During his 40-minute speech, Mr. Bush spoke with passion at times about his administration’s refusal to retreat from the accountability demands of the 3-year-old federal law.
“Listen, I’ve heard every excuse in the book not to test,” he said. “My answer is, how do you know if a child is learning if you don’t test?”
The White House said the president’s fiscal 2006 federal budget proposal, which is likely to be released in early February, would contain the request for $1.5 billion for the high school initiative. Not all of that money would be new, as the initiative would roll some existing programs in with the proposals Mr. Bush announced last year and campaigned on in the fall.
The president said the plan would provide $250 million in the next fiscal year to the states for the additional testing, which aides to Mr. Bush have had to clarify in the past would be neither an exit test nor a federally designed test. (“Bush Test Proposal for High Schoolers Joins Wider Trend,” Sept. 15, 2004.)
The initiative also proposes funding for teachers to analyze the grades of incoming 9th graders so that an individual learning plan could be created for students at risk of falling behind their peers.
Focused Instruction
In addition, the initiative includes the president’s request to increase funding for his Striving Readers program, an adolescent-literacy program, to $200 million. The money would be used to help more than 100 school districts train teachers in methods to teach literacy to middle and high school students. Mr. Bush requested $100 million for that program for the current fiscal year, but Congress approved only $24.8 million.
Another $120 million will be proposed to improve high school math by training math teachers in methods that Mr. Bush said in his speech were “proven to succeed.”
In his speech, Mr. Bush frequently referred to his host school, Stuart High, which is in the 166,000-student Fairfax County, Va., school district.
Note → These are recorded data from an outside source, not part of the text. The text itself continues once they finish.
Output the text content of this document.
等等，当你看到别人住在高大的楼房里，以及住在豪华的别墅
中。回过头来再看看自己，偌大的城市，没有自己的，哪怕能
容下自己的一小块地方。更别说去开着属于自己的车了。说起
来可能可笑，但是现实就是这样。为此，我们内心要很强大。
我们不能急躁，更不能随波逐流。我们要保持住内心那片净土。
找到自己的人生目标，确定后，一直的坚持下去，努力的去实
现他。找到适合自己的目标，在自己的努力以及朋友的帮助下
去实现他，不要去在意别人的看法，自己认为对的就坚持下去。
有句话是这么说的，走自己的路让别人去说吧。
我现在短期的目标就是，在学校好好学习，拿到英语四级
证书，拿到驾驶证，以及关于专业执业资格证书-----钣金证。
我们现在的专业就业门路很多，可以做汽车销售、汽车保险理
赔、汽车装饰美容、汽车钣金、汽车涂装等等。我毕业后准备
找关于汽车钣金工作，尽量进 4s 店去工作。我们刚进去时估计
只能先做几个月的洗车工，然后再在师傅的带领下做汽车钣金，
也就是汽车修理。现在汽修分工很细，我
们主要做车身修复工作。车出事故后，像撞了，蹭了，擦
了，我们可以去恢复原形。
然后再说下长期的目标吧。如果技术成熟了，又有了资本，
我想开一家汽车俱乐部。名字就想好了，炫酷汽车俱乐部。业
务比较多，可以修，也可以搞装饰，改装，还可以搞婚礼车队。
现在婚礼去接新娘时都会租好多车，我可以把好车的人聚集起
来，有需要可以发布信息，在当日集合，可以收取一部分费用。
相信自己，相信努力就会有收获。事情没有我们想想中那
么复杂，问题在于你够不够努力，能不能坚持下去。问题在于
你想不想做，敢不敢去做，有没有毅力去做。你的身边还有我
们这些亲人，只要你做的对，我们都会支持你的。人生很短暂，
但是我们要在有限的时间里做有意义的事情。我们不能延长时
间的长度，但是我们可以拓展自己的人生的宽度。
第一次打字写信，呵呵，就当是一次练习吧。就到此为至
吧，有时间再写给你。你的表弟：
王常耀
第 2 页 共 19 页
The school struggled with low test scores and poor achievement several years ago, but now is meeting all state and federal education standards.
“By focusing on results and stressing the importance of reading, by making sure that the measurement systems focus on each individual child, by not tolerating excuses for failure, this school has been turned around,” Mr. Bush said, to applause. “And how do we know? … I know because you measure.”
He added, “I want other schools who have got a student population as diverse as a Stuart High School to know that success and excellence is possible.”
Education advocates said last week that they supported a focus on improving high schools.
More Bureaucracy?
“Even if we give kids a strong start, we need to continue with good teaching and rigorous content through middle and high school,” said Susan Traiman, the director of education and workforce policy for the Washington-based Business Roundtable, an association of chief executive officers of many of the nation’s largest corporations.
“We are encouraged by the fact that he has turned his attention to secondary education,” Michael Carr, the associate director of public affairs for the Reston, Va.-based National Association of Secondary School Principals, said of the president. The literacy program and individualized plans for students who have below-grade-level skills are also positive initiatives, Mr. Carr said.
However, Mr. Carr and Reg Weaver, the president of the National Education Association, said last week that more testing along the lines required by the No Child Left Behind Act was problematic.
“All it does is put in place more paper and more bureaucracy,” said Mr. Weaver in an interview.
Mr. Carr said that measuring students in the same grade from year to year does not help teachers improve, because the same group of students is not being measured.
“That is where No Child Left Behind has not gone far enough,” he said. “I would have to guess this initiative isn’t going to be much different, so I’m not sure it’s going to be far enough.”